Громкое ржание посреди комнаты заставляет её обернуться. Это ржёт трёхногая ослица — валаамов мольберт. На нём — «полотно», неглубокий овальный противень, заполненный специальным радиационно-обработанным пластиком. Высота полотна — два метра, глубина — сорок четыре сантиметра. В толще пластика — изображение, которое нужно закончить к завтрашнему дню. нему дню.
Изображение это — и живопись, и в то же время скульптура. Фигуры в пластике рельефны, округлы, одни расположены глубже, другие ближе к поверхности. Они освещены и извне, и изнутри, из толщи самосветящегося пластика. Свет словно впитывается в фигуры, просачивается сквозь них, а потом вырывается наружу. Он бледно-розовый, цвета зари, цвета крови пополам со слезами, цвета застилающей глаза ярости, цвета чернил на долговой странице бухгалтерской книги. <…>
Сократ, Бен Джонсон, Челлини, Сведенборг, Ли Бо и Гайавата веселятся в таверне «Русалка». За окном виден Дедал — отправляя со стены Кносса своего сына Икара в его прославленный полёт, он запихивает ему в задницу ракету — стартовый ускоритель. В углу сидит на земле Ог, Сын Огня. Грызя кость саблезубого тигра, он рисует на покрытой плесенью штукатурке бизонов и мамонтов. Официантка Афина, склонившись над столиком, подаёт своим прославленным клиентам нектар с крендельками. Позади неё — Аристотель, на голове у него козлиные рога. Он задрал ей юбку и жарит её в задницу. Горячий пепел от сигареты, которая торчит из его ухмыляющихся губ, упал ей на юбку, и она уже начинает дымиться. В дверях мужского туалета пьяный Бэтмен, дав волю давно сдерживаемой похоти, пытается изнасиловать Чудо-мальчика. Через другое окно видно озеро, по поверхности которого шествует человек с потускневшим зеленоватым нимбом над головой. Позади него из воды торчит перископ.
Змеечлен цепко обвивается вокруг кисти и принимается за работу[4]. Кисть — это небольшой цилиндр, один конец которого присоединён к трубке, идущей от машинки в виде полушария. На другом конце цилиндра торчит сопло. Его отверстие можно увеличивать или уменьшать, поворачивая регулятор на цилиндре, — краска может изливаться сильной струёй или распыляться мелкими капельками, а ещё несколько регуляторов позволяют получать любые нужные цвета и оттенки.
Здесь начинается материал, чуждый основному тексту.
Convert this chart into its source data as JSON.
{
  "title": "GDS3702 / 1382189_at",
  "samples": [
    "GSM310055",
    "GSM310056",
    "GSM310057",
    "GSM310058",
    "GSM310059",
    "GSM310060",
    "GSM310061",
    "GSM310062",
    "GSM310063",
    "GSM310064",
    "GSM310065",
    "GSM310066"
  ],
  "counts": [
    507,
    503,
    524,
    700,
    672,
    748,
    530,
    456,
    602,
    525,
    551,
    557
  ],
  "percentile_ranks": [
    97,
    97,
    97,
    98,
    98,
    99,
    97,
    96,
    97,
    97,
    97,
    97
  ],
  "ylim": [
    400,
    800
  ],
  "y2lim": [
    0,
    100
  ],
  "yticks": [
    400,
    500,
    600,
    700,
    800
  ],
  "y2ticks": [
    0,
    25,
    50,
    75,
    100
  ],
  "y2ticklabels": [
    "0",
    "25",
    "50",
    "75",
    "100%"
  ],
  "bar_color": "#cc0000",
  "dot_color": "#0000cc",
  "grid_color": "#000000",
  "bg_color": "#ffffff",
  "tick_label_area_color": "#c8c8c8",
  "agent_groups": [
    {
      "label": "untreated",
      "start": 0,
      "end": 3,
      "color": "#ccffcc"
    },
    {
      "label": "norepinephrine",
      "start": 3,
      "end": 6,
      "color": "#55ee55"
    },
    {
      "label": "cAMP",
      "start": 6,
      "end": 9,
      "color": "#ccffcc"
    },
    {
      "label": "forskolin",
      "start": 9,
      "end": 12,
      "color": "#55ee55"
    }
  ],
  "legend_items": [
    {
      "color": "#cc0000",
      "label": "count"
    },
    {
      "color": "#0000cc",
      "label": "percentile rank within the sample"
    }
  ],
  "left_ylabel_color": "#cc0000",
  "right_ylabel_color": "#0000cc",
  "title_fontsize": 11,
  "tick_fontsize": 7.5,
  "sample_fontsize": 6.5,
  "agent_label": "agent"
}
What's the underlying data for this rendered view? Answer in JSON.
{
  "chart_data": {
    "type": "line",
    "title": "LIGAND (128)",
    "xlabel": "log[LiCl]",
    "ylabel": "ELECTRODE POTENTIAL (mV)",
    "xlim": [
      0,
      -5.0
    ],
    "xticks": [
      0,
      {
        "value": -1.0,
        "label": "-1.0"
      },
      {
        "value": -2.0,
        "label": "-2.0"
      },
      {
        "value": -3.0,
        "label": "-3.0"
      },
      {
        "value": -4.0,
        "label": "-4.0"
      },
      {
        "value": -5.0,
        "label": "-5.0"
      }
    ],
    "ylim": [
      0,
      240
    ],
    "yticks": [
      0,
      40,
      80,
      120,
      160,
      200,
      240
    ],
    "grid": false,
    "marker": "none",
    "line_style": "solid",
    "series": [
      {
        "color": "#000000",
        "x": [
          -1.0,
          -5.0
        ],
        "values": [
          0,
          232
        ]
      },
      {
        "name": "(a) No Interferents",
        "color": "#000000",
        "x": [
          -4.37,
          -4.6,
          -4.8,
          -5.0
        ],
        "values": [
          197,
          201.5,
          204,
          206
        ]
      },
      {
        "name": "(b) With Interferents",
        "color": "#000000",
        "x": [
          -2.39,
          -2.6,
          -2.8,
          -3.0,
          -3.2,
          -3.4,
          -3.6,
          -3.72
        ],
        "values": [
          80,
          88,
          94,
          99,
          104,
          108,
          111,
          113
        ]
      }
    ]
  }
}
Неистово извиваясь, хобот слой за слоем накладывает краски, и на картине возникает ещё одна фигура. Потом, уловив в воз духе затхлый запах похоти, он бросает кисть, проскальзывает в дверь и вдоль изогнутой стены выползает в идущий по кругу коридор, оставляя за собой извилистый след, подобный следу какого-то безногого существа, — письмена на песке, которые многие могут прочесть, но мало кто может понять. Разгорячённое пресмыкающееся наливается жаркой кровью, она пульсирует в нём в такт с жерновами, которые вращают Без и Под. Стены, чувствуя его присутствие и источаемое им вожделение, раскаляются докрасна.
Он издаёт стон. Напоенная соком его желез кобра высоко поднимает голову и начинает мерно раскачиваться под звуки флейты, изливающие его жажду проникнуть в глубь горячей плоти. Да не будет света! Скорее мимо комнаты Матери, последней у выхода. Ах! Он тихо вздыхает с облегчением, но сквозь плотно стиснутые вертикальные губы только свистит ветер — это голос уносящегося вдаль экспресса, который называется «Желание». <…>
Потом снова вниз — совершить восхождение на венерин холмик, водрузить флаг на его вершине.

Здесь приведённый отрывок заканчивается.